Q. Who told you that you were not to know nothing?
A. Charlie. A. 926.
No evidence indicates that Mrs. Chapman’s safety was ever threatened. Additionally, the transcript suggests that the district court may have rejected Corley’s and Carter’s denial of prior payoffs before Mrs. Chapman’s impeaching testimony was taken. When plaintiffs’ counsel objected to Mrs. Chapman’s testimony, counsel for defendants pointed out that Corley and Carter had testified that they had never received “any gratuity from a-known bootlegger”. The district judge responded:
They certainly did and pretended to be completely shocked, astonished and surprised that such a thing would happen, and I would like to hear under oath hear some person who says she has given these officers gratuities, I mean in the form of money. A. 913.

. As indicated in note 12, supra, Mrs. Chapman testified that Corley and Carter told her to “know nothing” if she were questioned. Gordon D. Gibson, an investigator for the EEOC and a preacher, testified that Lt. Orr, whose reaction to the EEOC’s investigation of Corley’s and Carter’s discharge “became ultimately quite hostile”, A. 437, told Gibson in early 1973 “don’t fuck with our witnesses”, apparently in reference to Johnson and Strahan. A. 441. Lt. Orr denied having used the language attributed to him by Gibson but confirmed the incident, explaining that he felt Gibson was trying to influence the testimony to be given by James Johnson. A. 611-12. Johnson, a 63 year old black man with a fourth grade education and “daddy of the bootleggers” in Jackson, A. 797, was especially vulnerable to improper pressures. At the trial, he steadfastly refused to identify the other police officers to whom he had made payoffs in money and whiskey:
I just tell you now, lawyer, I just think I am going to tell you how I feel about it, I think you are going too fer [sic] into my business now talking about the police, 1 live here, and stuff go on I don’t want to know about it unless’n they come there and want something and then 1 know about it. A. 798.
The district court upheld Johnson’s refusal to testify on this point and, addressing plaintiffs’ counsel, stated:
Like he says, he has got to live here and I don’t want him harrassed, [sic] I tell you right now I don’t want you or any of your crowd or anybody connected with you to molest this fellow at all about his testimony. A. 801.

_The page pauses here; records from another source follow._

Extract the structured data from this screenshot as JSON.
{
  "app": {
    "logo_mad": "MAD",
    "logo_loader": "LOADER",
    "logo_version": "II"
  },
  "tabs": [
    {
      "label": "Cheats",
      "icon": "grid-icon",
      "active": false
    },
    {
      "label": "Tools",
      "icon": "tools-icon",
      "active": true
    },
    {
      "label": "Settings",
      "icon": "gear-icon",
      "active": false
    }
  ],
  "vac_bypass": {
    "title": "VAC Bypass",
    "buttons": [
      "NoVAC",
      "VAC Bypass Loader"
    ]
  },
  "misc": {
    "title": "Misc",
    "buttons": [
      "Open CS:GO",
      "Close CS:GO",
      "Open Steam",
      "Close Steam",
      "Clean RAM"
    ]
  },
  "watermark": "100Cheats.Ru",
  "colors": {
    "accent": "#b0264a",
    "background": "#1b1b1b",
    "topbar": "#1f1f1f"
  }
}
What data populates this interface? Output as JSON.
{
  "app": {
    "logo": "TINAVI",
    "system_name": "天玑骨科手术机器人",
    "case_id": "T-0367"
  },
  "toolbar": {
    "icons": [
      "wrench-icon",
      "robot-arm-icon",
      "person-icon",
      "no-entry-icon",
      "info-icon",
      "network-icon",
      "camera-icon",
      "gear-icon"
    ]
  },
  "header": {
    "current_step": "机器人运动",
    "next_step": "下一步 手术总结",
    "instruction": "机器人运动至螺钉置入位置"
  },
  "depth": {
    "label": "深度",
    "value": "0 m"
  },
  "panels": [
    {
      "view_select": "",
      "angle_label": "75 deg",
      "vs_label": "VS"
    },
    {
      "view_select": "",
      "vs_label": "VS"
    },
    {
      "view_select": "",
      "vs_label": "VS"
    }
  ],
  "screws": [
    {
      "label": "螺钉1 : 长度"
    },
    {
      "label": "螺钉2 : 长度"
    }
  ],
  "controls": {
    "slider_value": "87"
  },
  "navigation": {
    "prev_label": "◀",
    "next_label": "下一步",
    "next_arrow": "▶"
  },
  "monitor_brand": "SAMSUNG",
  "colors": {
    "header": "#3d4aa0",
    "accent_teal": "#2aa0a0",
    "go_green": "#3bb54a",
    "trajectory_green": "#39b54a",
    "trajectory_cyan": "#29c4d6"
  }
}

. Although subject to other interpretations, an exchange between the district judge and counsel for defendants at the end of the trial suggests that the judge assumed that the Jackson Police Department could not legally have fired Corley and Carter if it mistakenly but in good faith believed that those officers had accepted a payoff. A. 1073-76. This is not a correct statement of law under Title VII. We have recently held that where an employer wrongly believes that an employee has violated company policy, it does not discriminate in violation of Title VII if it acts on this belief. Turner v. Texas Instruments, Inc., supra, 555 F.2d at 1256.

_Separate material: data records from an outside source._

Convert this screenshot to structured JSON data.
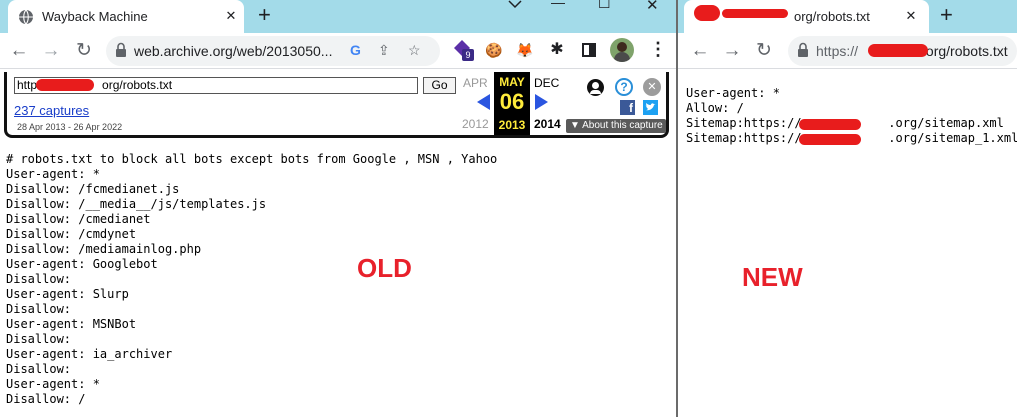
{
  "left": {
    "tab": {
      "title": "Wayback Machine",
      "close": "✕"
    },
    "new_tab": "+",
    "window_controls": {
      "minimize": "—",
      "maximize": "☐",
      "close": "✕"
    },
    "nav": {
      "back": "←",
      "forward": "→",
      "reload": "↻"
    },
    "address": "web.archive.org/web/2013050...",
    "extension_badge": "9",
    "wayback": {
      "url_value": "http://",
      "url_suffix": "org/robots.txt",
      "go": "Go",
      "captures": "237 captures",
      "range": "28 Apr 2013 - 26 Apr 2022",
      "prev_month": "APR",
      "current_month": "MAY",
      "current_day": "06",
      "current_year": "2013",
      "next_month": "DEC",
      "prev_year": "2012",
      "next_year": "2014",
      "about": "▼ About this capture",
      "help": "?",
      "facebook": "f",
      "close": "✕"
    },
    "content_lines": [
      "# robots.txt to block all bots except bots from Google , MSN , Yahoo",
      "User-agent: *",
      "Disallow: /fcmedianet.js",
      "Disallow: /__media__/js/templates.js",
      "Disallow: /cmedianet",
      "Disallow: /cmdynet",
      "Disallow: /mediamainlog.php",
      "User-agent: Googlebot",
      "Disallow:",
      "User-agent: Slurp",
      "Disallow:",
      "User-agent: MSNBot",
      "Disallow:",
      "User-agent: ia_archiver",
      "Disallow:",
      "User-agent: *",
      "Disallow: /"
    ],
    "label": "OLD"
  },
  "right": {
    "tab": {
      "title": "org/robots.txt",
      "close": "✕"
    },
    "new_tab": "+",
    "nav": {
      "back": "←",
      "forward": "→",
      "reload": "↻"
    },
    "address_prefix": "https://",
    "address_suffix": ".org/robots.txt",
    "content_lines": [
      "User-agent: *",
      "Allow: /",
      "Sitemap:https://            .org/sitemap.xml",
      "Sitemap:https://            .org/sitemap_1.xml"
    ],
    "label": "NEW"
  },
  "colors": {
    "tab_bar": "#a3dbe9",
    "redaction": "#e81c1c",
    "label": "#e8212b",
    "wayback_highlight": "#ffeb3b"
  }
}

. We note that in the three months that elapsed between the trial and the filing of the district court’s memorandum opinion, the testimony at the trial had not been transcribed.

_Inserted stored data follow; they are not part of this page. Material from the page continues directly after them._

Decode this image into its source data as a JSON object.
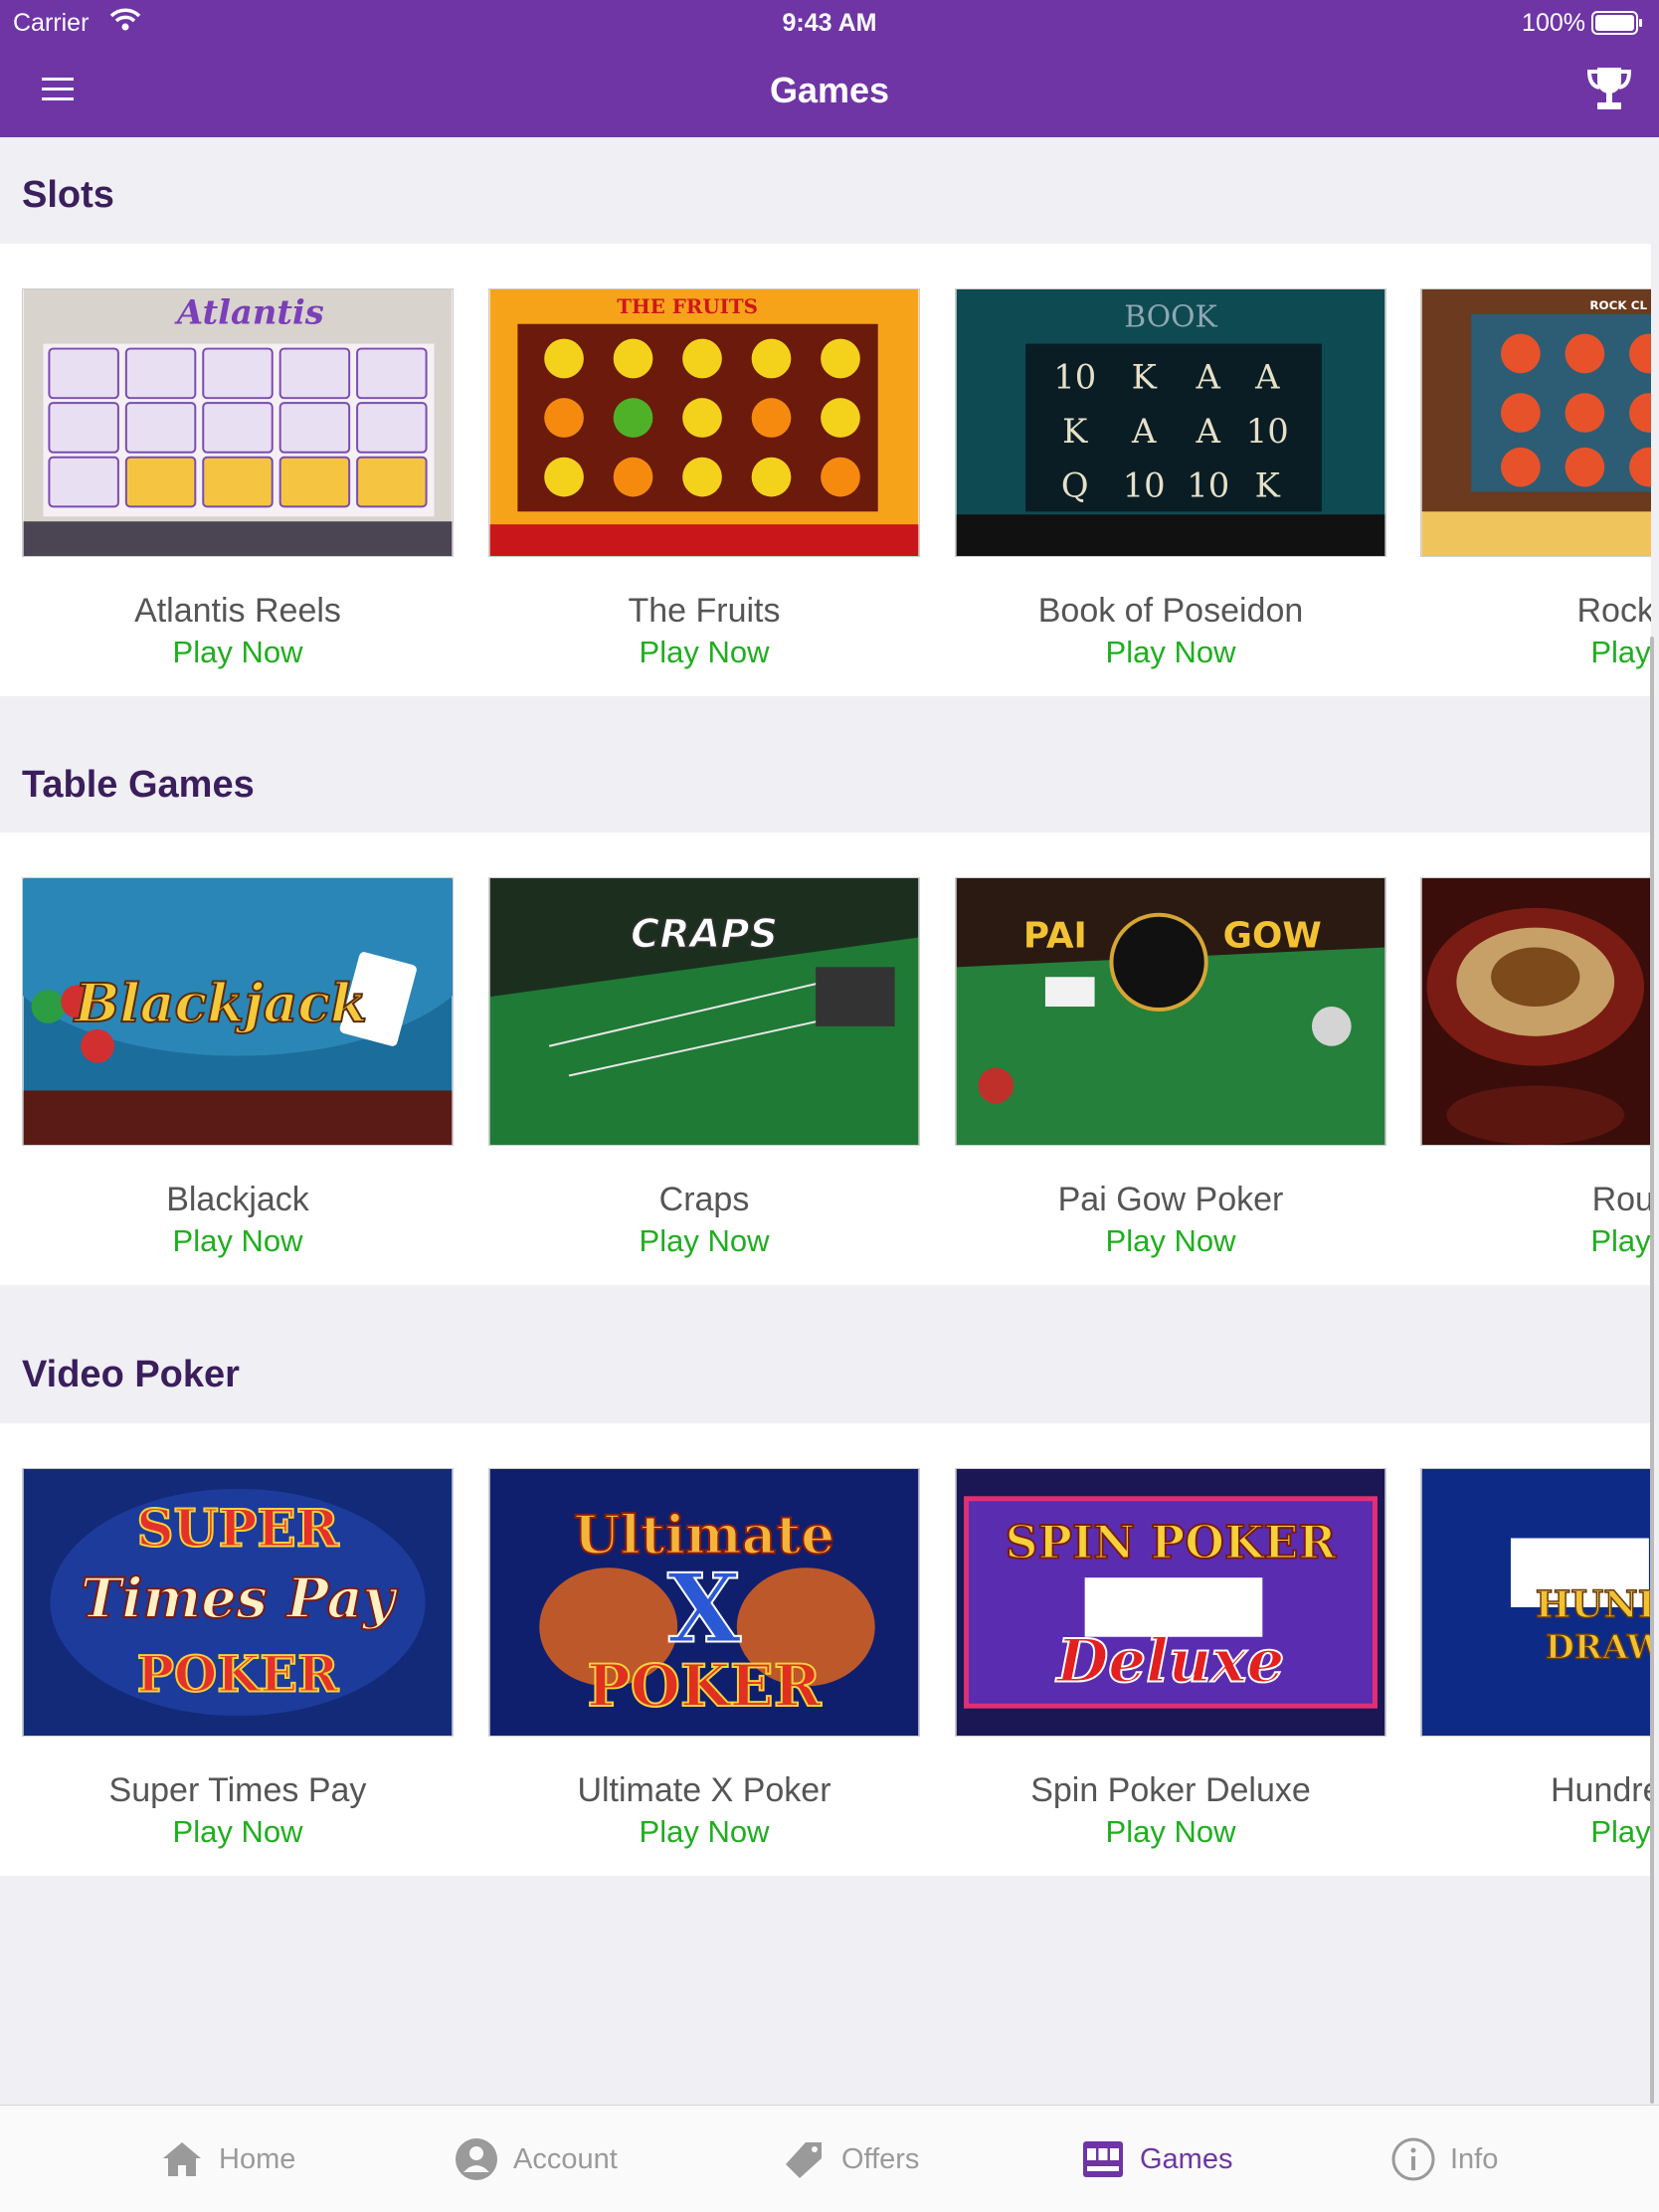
{
  "status_bar": {
    "carrier": "Carrier",
    "time": "9:43 AM",
    "battery": "100%"
  },
  "nav": {
    "title": "Games",
    "menu_icon": "hamburger-menu-icon",
    "trophy_icon": "trophy-icon"
  },
  "sections": [
    {
      "title": "Slots",
      "games": [
        {
          "name": "Atlantis Reels",
          "action": "Play Now"
        },
        {
          "name": "The Fruits",
          "action": "Play Now"
        },
        {
          "name": "Book of Poseidon",
          "action": "Play Now"
        },
        {
          "name": "Rock Cl",
          "action": "Play N"
        }
      ]
    },
    {
      "title": "Table Games",
      "games": [
        {
          "name": "Blackjack",
          "action": "Play Now"
        },
        {
          "name": "Craps",
          "action": "Play Now"
        },
        {
          "name": "Pai Gow Poker",
          "action": "Play Now"
        },
        {
          "name": "Roule",
          "action": "Play N"
        }
      ]
    },
    {
      "title": "Video Poker",
      "games": [
        {
          "name": "Super Times Pay",
          "action": "Play Now"
        },
        {
          "name": "Ultimate X Poker",
          "action": "Play Now"
        },
        {
          "name": "Spin Poker Deluxe",
          "action": "Play Now"
        },
        {
          "name": "Hundred Di",
          "action": "Play N"
        }
      ]
    }
  ],
  "thumb_text": {
    "atlantis": "Atlantis",
    "fruits": "THE FRUITS",
    "poseidon": "BOOK",
    "rock": "ROCK CL",
    "blackjack": "Blackjack",
    "craps": "CRAPS",
    "paigow_left": "PAI",
    "paigow_right": "GOW",
    "super_top": "SUPER",
    "super_mid": "Times Pay",
    "super_bottom": "POKER",
    "ultimate_top": "Ultimate",
    "ultimate_mid": "X",
    "ultimate_bottom": "POKER",
    "spin_top": "SPIN POKER",
    "spin_bottom": "Deluxe",
    "hundred_top": "HUNDRE",
    "hundred_bottom": "DRAW P"
  },
  "tabs": [
    {
      "label": "Home",
      "icon": "home-icon",
      "active": false
    },
    {
      "label": "Account",
      "icon": "account-icon",
      "active": false
    },
    {
      "label": "Offers",
      "icon": "tag-icon",
      "active": false
    },
    {
      "label": "Games",
      "icon": "slot-machine-icon",
      "active": true
    },
    {
      "label": "Info",
      "icon": "info-icon",
      "active": false
    }
  ],
  "colors": {
    "brand": "#6f35a5",
    "play": "#1fae1f",
    "section_title": "#3b1e5c",
    "background": "#efeff4"
  }
}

. Agent Krohn repeatedly asked Johnson if he had been paying off the police and Johnson, upset and crying, repeatedly denied that he had. Krohn accused Johnson of lying and stated, according to Johnson, that if Johnson did not stop lying he would never do business again. Finally, Johnson admitted to making payoffs. A. 565-74 (Krohn); 791-95 (Johnson). The district court’s finding that Krohn “accidentally discovered these facts” is clearly erroneous.

. Exhibit P^4 (report of an interview with Chief Tullos on December 4, 1972, by Gordon Gibson); Exhibit D-4, p. 22 (transcript of hearing before the Jackson Civil Service Commission on January 11, 1973, testimony of Lt. Orr).